We’re whipping up sandwiches and mochas from the menu of the Engima Cafe. Yes, yes, it’s true, I happen to travel with menus from defunct Vegas restaurants in my bags — the laminated or rope-bound artifacts of places like the Hilltop House, The Venetian, The Huntridge Coffee Shop (back when you could get pancakes and egg fu yung for $2). They’re good for kitchen inspiration in the hostels I often find myself in. Because it’s the middle of the night in San Fran, the curious and the hungry are being treated to recipes from the Enigma.
Nick and Paul, a pair of Aussies stumbles in. They’d left a while ago on a sightseeing tour that was to include “at least one pub per hour wherever we bloody go.”
“Oi!” Nick said. “Kitchen is closed!”
“Right, and you’re the kitchen Gestapo?” Sabine counters.
“Hey, it’s 3 in the morning,” I say. “Not so loud.” I sound like a chaperone.
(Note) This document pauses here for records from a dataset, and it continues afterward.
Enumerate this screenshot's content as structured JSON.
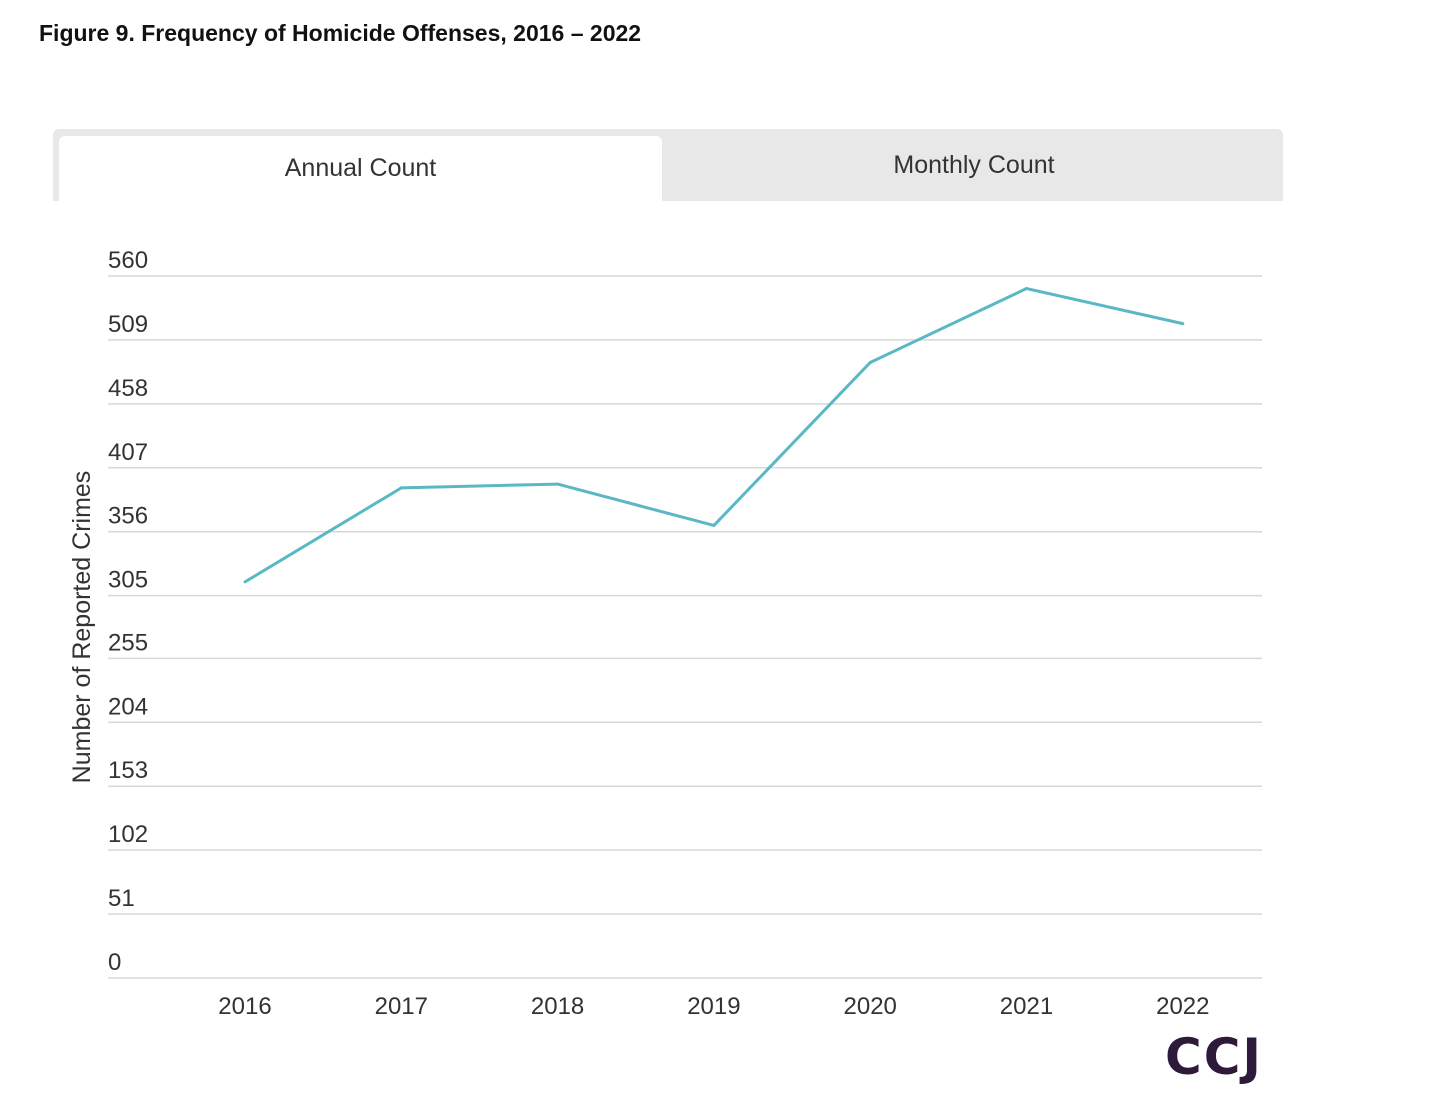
{
  "title": "Figure 9. Frequency of Homicide Offenses, 2016 – 2022",
  "tabs": [
    {
      "label": "Annual Count",
      "active": true
    },
    {
      "label": "Monthly Count",
      "active": false
    }
  ],
  "logo": "CCJ",
  "chart_data": {
    "type": "line",
    "title": "Figure 9. Frequency of Homicide Offenses, 2016 – 2022",
    "xlabel": "",
    "ylabel": "Number of Reported Crimes",
    "categories": [
      "2016",
      "2017",
      "2018",
      "2019",
      "2020",
      "2021",
      "2022"
    ],
    "series": [
      {
        "name": "Homicide Offenses",
        "values": [
          316,
          391,
          394,
          361,
          491,
          550,
          522
        ],
        "color": "#5ab8c4"
      }
    ],
    "yticks": [
      0,
      51,
      102,
      153,
      204,
      255,
      305,
      356,
      407,
      458,
      509,
      560
    ],
    "ylim": [
      0,
      560
    ],
    "grid": true
  }
}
Paul and Nick pick up the old laminated Enigma menus and look at Emma and Sabine at the counter.
“What is all this?” Paul wonders.
“It’s the … what is this bloody sandwich called again, Mike?” Emma asks
“The Tippy Elvis — peanut butter, honey and bananas on rye.”
“And what I’m making again?” Sabine aks.
“Let’s see, black pepper, turkey breast, tomato, sprouts, Dijon mustard, mayo and hopefully some havarti on rye — that’s the Stupak.”
“If you’re not from Vegas, yes.”
Paul and Nick start for the coffee pot, but Paul changes their minds.
“Nick and I can wait for the mochas.”
“You can have either the Hacienda, which is Mexican chocolate, vanilla, almond and coconut, or the Moulin Rouge, which is bittersweet chocolate, coconut and cherry syrup.”
As the ladies wrap up the sandwiches, Emma pipes up. “Sabine and I are going to Vegas in the next few days. Can’t wait to see this place.”
Clearly I forgot to mention something and that raucous hangout Fourth Street, where late-night literati, musicians and the wonderfully confused shot the shit.
“Um, the Enigma closed 12 years ago.”
“Twelve years, why keep the menus?” Nick asks.
“I get hungry.”
“I found some havarti!” Indipre exclaims. “It was on the free shelf!”
“It was meant to be!” says Sabine.
As we’re about to sit, someone asks again why I still carry the menus, since it’s obvious I have memorized everything by now.
“I might,” I say, “but they haven’t.” I point to Sabine and Emma, who are taking Instagrams of the menus.
This has happened more than once over the years. These menus aren’t just moldy artifacts I keep just to stimulate old memories — they help create new ones with scenarios like this. Especially when there’s mocha to be made and the hostel kitchen is stocked with enough havarti.